Evers Damals war die Idee: Wir zentralisieren Pflegeleistungen, bringen unterschiedliche Professionen an einen Ort. Jetzt brauchen wir eine Gegenbewegung: Die pflegerische und medizinische Grundversorgung sollte vor Ort, im Sozialraum gewährleistet werden, um zum Beispiel auch Familien zu vernetzen. Dafür brauchen wir auch multi-profesionnelle Teams draußen. Unser neuer Studiengang Hebammenkunde wird den Akzent, sich mit der Familie von Anfang zu beschäftigen, verstärkt berücksichtigen.

Warum haben Sie einst Evangelische Theologie studiert?

Evers Weil meine Neugier in so viele verschiedene Felder geführt hat, dass die Theologie das ideale Studium für mich war. Ich habe mich mit alten Sprachen beschäftigt, mit ethischen Fragen, mit gesellschaftlicher Entwicklung und mit Werten. Das hat mich dann in das Studium der Sozialen Arbeit, der Diakoniewissenschaften und der Gerontologie geführt. Bei mir war es also eher Neugier denn Idealismus, und ich habe das große Glück, diese wissenschaftliche Neugier aufrecht halten zu dürfen.

Wohnen Sie inzwisch

n auch in Düsseldorf?

Evers Im Moment pendele ich, meine Familie wohnt in Dresden.

Was hat Sie nach Ihrem Amtsantritt am meisten überrascht?

Evers Dass die Hochschule Studierenden in unterschiedlichsten Lebenssituationen versucht, ein Studium zu ermöglichen. Auf dem Papier haben wir neun Studiengänge, doch faktisch gibt es viele Varianten und Lösungen für jeden. Dahinter steckt ein hoher Wille, Menschen ein Studium zu ermöglichen, die anderenorts diese Möglichkeit nicht hätten. Das finde ich sehr anerkennenswert. Bemerkenswert ist aber auch, dass das Kollegium fachübergreifend in intensivem Austausch miteinander ist.
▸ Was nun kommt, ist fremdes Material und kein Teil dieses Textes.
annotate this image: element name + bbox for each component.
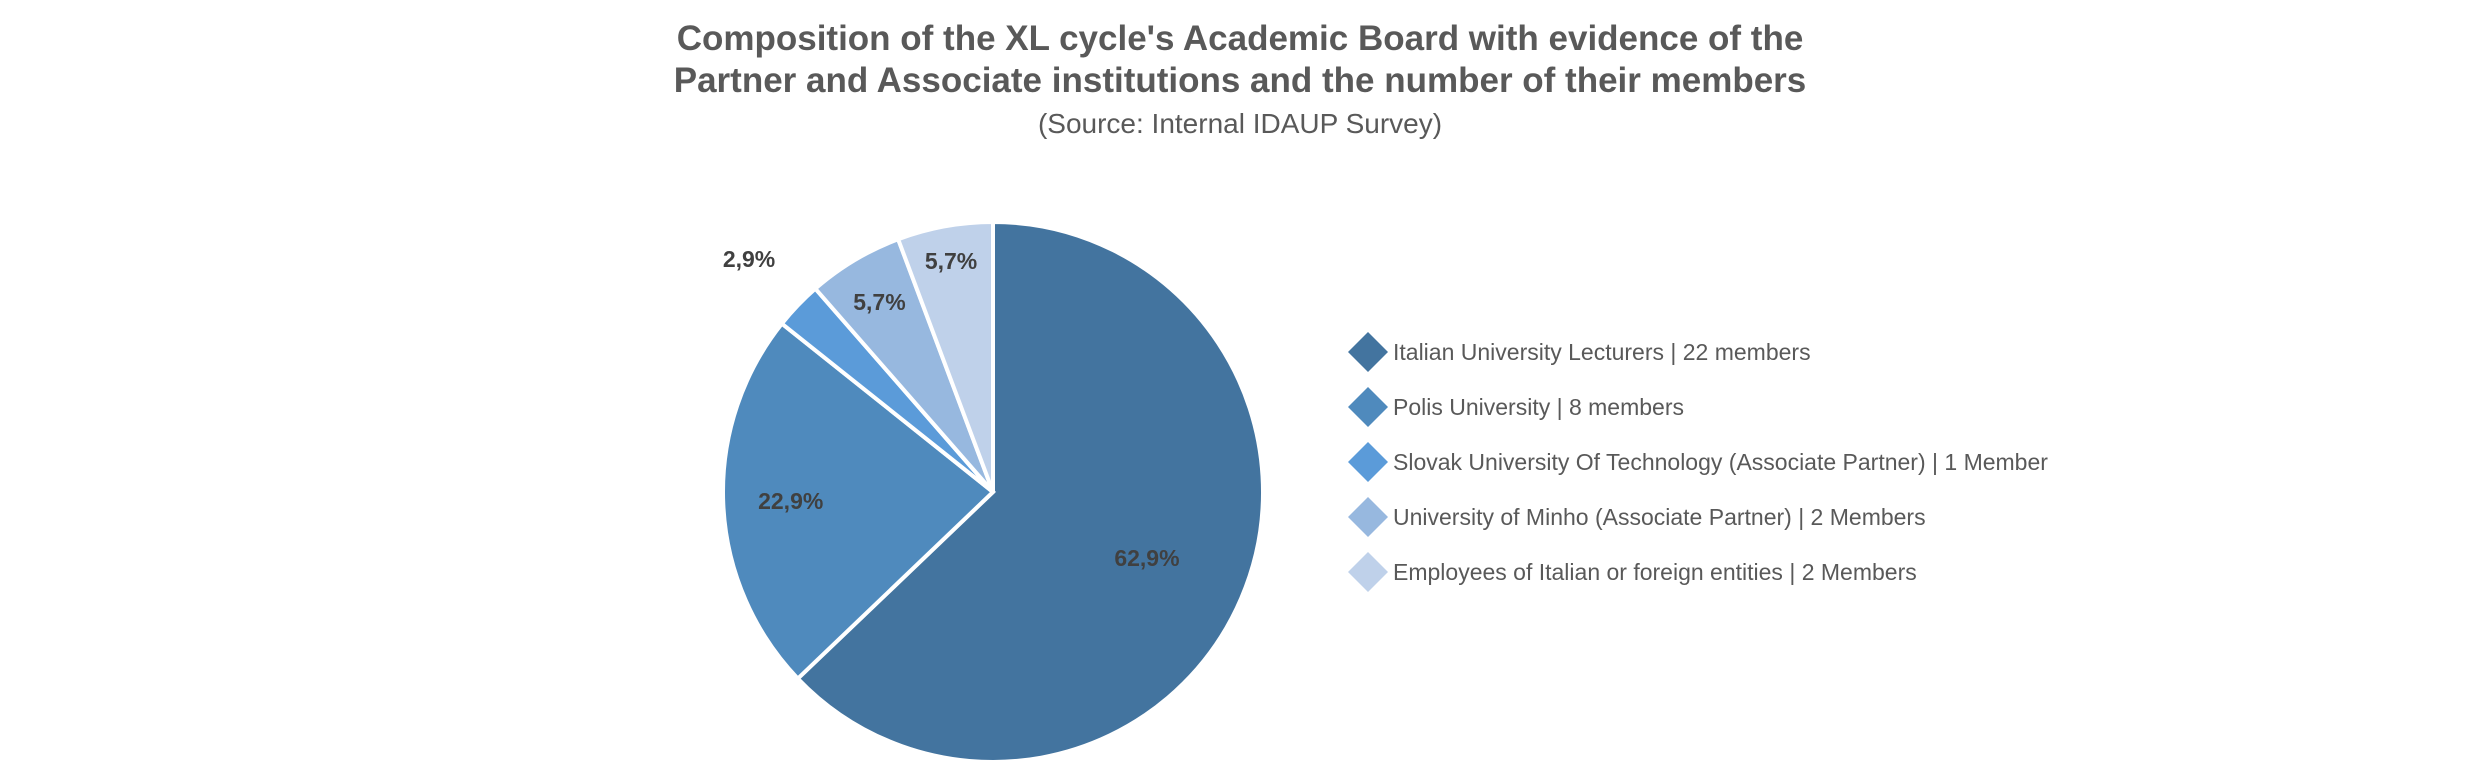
slice-data-label: 5,7% bbox=[925, 248, 977, 274]
legend-marker bbox=[1348, 552, 1388, 592]
pie-slice bbox=[795, 219, 1265, 764]
slice-data-label: 22,9% bbox=[758, 488, 823, 514]
legend-item: Italian University Lecturers | 22 member… bbox=[1348, 332, 1811, 372]
legend-label: University of Minho (Associate Partner) … bbox=[1393, 504, 1926, 530]
pie-data-labels: 62,9% 22,9% 2,9% 5,7% 5,7% bbox=[723, 246, 1180, 571]
legend-item: University of Minho (Associate Partner) … bbox=[1348, 497, 1926, 537]
legend-item: Slovak University Of Technology (Associa… bbox=[1348, 442, 2048, 482]
chart-header: Composition of the XL cycle's Academic B… bbox=[0, 18, 2480, 144]
legend-marker bbox=[1348, 442, 1388, 482]
legend-item: Polis University | 8 members bbox=[1348, 387, 1684, 427]
chart-subtitle: (Source: Internal IDAUP Survey) bbox=[1037, 108, 1443, 139]
legend-label: Italian University Lecturers | 22 member… bbox=[1393, 339, 1811, 365]
pie-slice bbox=[721, 320, 997, 682]
legend-label: Polis University | 8 members bbox=[1393, 394, 1684, 420]
legend-marker bbox=[1348, 387, 1388, 427]
slice-data-label: 2,9% bbox=[723, 246, 775, 272]
legend-marker bbox=[1348, 497, 1388, 537]
pie-slices bbox=[721, 219, 1265, 764]
slice-data-label: 62,9% bbox=[1114, 545, 1179, 571]
legend-label: Employees of Italian or foreign entities… bbox=[1393, 559, 1917, 585]
chart-legend: Italian University Lecturers | 22 member… bbox=[1348, 332, 2048, 592]
legend-marker bbox=[1348, 332, 1388, 372]
pie-slice bbox=[895, 219, 995, 493]
chart-title: Composition of the XL cycle's Academic B… bbox=[673, 19, 1807, 100]
legend-item: Employees of Italian or foreign entities… bbox=[1348, 552, 1917, 592]
slice-data-label: 5,7% bbox=[853, 289, 905, 315]
legend-label: Slovak University Of Technology (Associa… bbox=[1393, 449, 2048, 475]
Worauf freuen Sie sich in Düsseldorf neben der Arbeit?

Evers Im Moment bin ich noch mit den Museen beschäftigt, danach freue ich mich aber auch auf den Besuch in der Tonhalle. Vermissen tue ich allerdings die Programmkino-Szene aus Dresden. Und mich interessieren vor allem Städte, in denen man soziale Dynamik deutlich spürt. Das gilt für Düsseldorf weniger: Die Stadt ist schon chic.